Rapimnas Golkar Kubu Agung

Didampingi Nadia Saphira, OC Kaligis Beberkan Blunder Yusril Ihza Mahendra

- detikNews
Rabu, 08 Apr 2015 13:29 WIB
OC Kaligis dan Nadia Saphira. (Foto-Bagus PN/detikcom)
Jakarta - Pengacara Otto Cornelis Kaligis mendampingi kepengurusan Golkar pimpinan Agung Laksono dalam menghadapi permasalahan hukum. Saat ini hal ihwal kepengurusan Golkar masih menunggu keputusan PTUN yang diajukan oleh kubu Aburizal Bakrie (Ical).

"Saya cuma menyalin pendapat Yusril, yaitu dalam jawabannya di PN Jakarta Pusat, bahwa Mahkamah Partai Golkar final dan mengikat," ucap Kaligis sambil menunjukkan salinan surat yang ditandatangani Yusril Ihza Mahendra di Kantor DPP Golkar, Jl Anggrek Nelly Murni, Slipi, Jakarta Pusat, Rabu (8/4/2015).

Yusril juga tak mengajukan kasasi dalam putusan PN Jakarta Pusat. Dengan demikian menurut Kaligis, Yusril telah mengakui keputusan PN Jakarta Pusat.

Pernyataan dalam surat tersebut dijadikan oleh OC Kaligis sebagai pegangan untuk memperkuat argumentasi keabsahan kubu Agung. Selain itu Kaligis didampingi oleh tim pengacaranya termasuk aktris cantik Nadia Saphira juga mengutip keputusan Mahkamah Partai Golkar.

Selain Nadia, ada pula tiga pengacara cantik lainnya ikut mendampingi. Sontak saja kehadiran mereka mendapat sambutan meriah dari para peserta Rapimnas.

"Kalau ada running text di televisi yang kita tahu milik siapa bilang bahwa keputusan MPG hasilnya 2-2, itu sesat. Lihat ini, keempat hakim menandatangani dan di paragraf terakhir berbunyi bahwa ini adalah keputusan.
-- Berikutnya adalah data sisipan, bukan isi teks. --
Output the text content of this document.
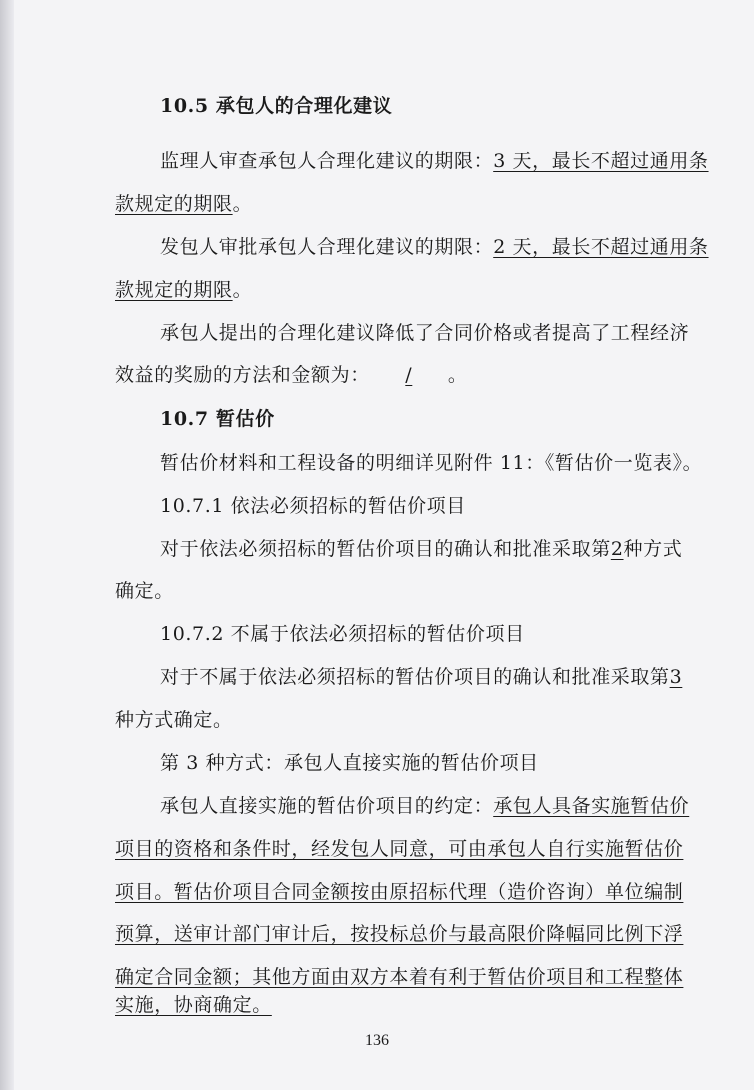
10.5 承包人的合理化建议
监理人审查承包人合理化建议的期限：3 天，最长不超过通用条
款规定的期限。
发包人审批承包人合理化建议的期限：2 天，最长不超过通用条
款规定的期限。
承包人提出的合理化建议降低了合同价格或者提高了工程经济
效益的奖励的方法和金额为： / 。
10.7 暂估价
暂估价材料和工程设备的明细详见附件 11：《暂估价一览表》。
10.7.1 依法必须招标的暂估价项目
对于依法必须招标的暂估价项目的确认和批准采取第2种方式
确定。
10.7.2 不属于依法必须招标的暂估价项目
对于不属于依法必须招标的暂估价项目的确认和批准采取第3
种方式确定。
第 3 种方式：承包人直接实施的暂估价项目
承包人直接实施的暂估价项目的约定：承包人具备实施暂估价
项目的资格和条件时，经发包人同意，可由承包人自行实施暂估价
项目。暂估价项目合同金额按由原招标代理（造价咨询）单位编制
预算，送审计部门审计后，按投标总价与最高限价降幅同比例下浮
确定合同金额；其他方面由双方本着有利于暂估价项目和工程整体
实施，协商确定。
136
Jadi siapa bilang kalau MPG tak ambil keputusan?" papar Kaligis.

Salinan putusan tersebut juga berbunyi bahwa MPG mengakui kepengurusan hasil Munas Ancol yang dipimpin Agung Laksono. "Kalau di sini tulisannya mengakui Aburizal Bakrie, pasti mereka (MPG) akan mati-matian menggugat Menkum HAM," kata Kaligis.

Soal putusan sela PTUN juga dijelaskan oleh Kaligis bahwa itu tak membatalkan SK Kemenkum HAM. Maka dari itu Kaligis menekankan agar peserta Rapimnas yang juga dihadiri oleh Plt. pengurus DPD Golkar untuk berpegang pada argumentasi yang dia sampaikan.

Ada pula sesi tanya jawab yang dilakukan oleh perwakilan pengurus daerah. Mereka resah akan opini yang berkembang dan dibangun oleh sejumlah media televisi.

"Tidak usah ikut running text di televisi yang bias itu. Kalau perlu kita patungan biar punya stasiun TV dan bikin running text sendiri," tutup Kaligis dengan nada bercanda.